Vauhini Vara, Wall Street Journal, May 2, 2011
The numbers of Latinos are ballooning in battleground states such as New Mexico, Nevada and Colorado and remaking the U.S. political map, political consultants say, arguing that the Hispanic vote also helped defeat Senate Republican candidates Sharron Angle in Nevada and Ken Buck in Colorado.
Mr. Barajas [Hector Barajas, who led Latino outreach for Meg Whitman’s gubernatorial campaign,] said Republicans who don’t consider Latinos in crafting their campaigns may risk “political suicide.” But the party has a big challenge, Mr. Wilson said: “[Latino] folks don’t like us very much.”
One key target: Hispanic small business owners, who are the fastest growing segment of the small business sector, according to the Labor Department. “It’s a coalition that we’re going to fight for this next cycle,” said Kirsten Kukowski, a spokeswoman for the Republican National Committee.
In 2010, 60% of Latino voters supported Democrats in U.S. House races, compared with 38% supporting Republicans, according to exit-poll data reviewed by the nonpartisan Pew Hispanic Center, a research organization.
A big reason was immigration. A Pew survey found that 51% of Latinos expressed more confidence in the Democratic Party’s immigration agenda than in the GOP’s. Only 19% preferred the Republican approach.
However, the record number of deportations under the Obama administration, and his failure so far to kick-start an immigration-law overhaul, have helped lower Hispanic support for the Democratic Party, said Matt Barreto, co-founder of Latino Decisions LLC, a nonpartisan research firm in Seattle.
That has some Republicans pointing to an opening for their candidates. Mr. Barajas, now a partner at Revolvis Consulting, a political-consulting firm with offices in Washington, Sacramento and San Diego, has advised the GOP to train Spanish-speaking representatives to woo Latino voters by talking about Republican ideas for improving the economy through easing regulations and lowering taxes as well as promoting charter schools, areas where GOP views may be likelier to resonate with Latinos.
Other consultants say many Latinos have conservative views on issues such as gay marriage and abortion that may align more closely with GOP views.

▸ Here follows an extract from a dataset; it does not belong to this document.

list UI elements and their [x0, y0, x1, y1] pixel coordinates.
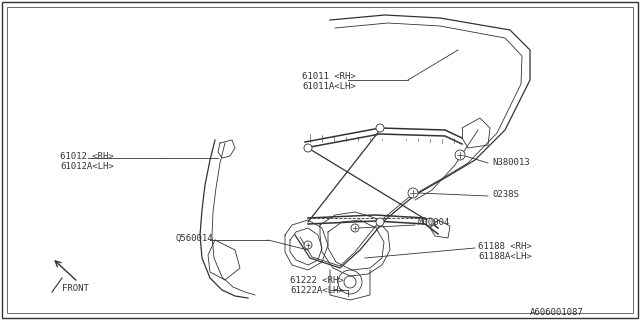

Mr. Wilson, managing partner at Wilson-Miller Communications Inc. in Sacramento, said that if the topic of immigration arises, Republicans should avoid anti-immigration rhetoric meant to stir up the conservative base. “We’re on safe ground when we say, ‘We have to secure our borders and get a guest-worker program, then work on a pathway for citizenship for people who are already here’–and then quickly pivot off of that and talk about [other] issues important to Latinos,” he said.
Political observers say, though, that more immigration-friendly policies, such as giving citizenship to undocumented workers, could alienate the conservative Republican base.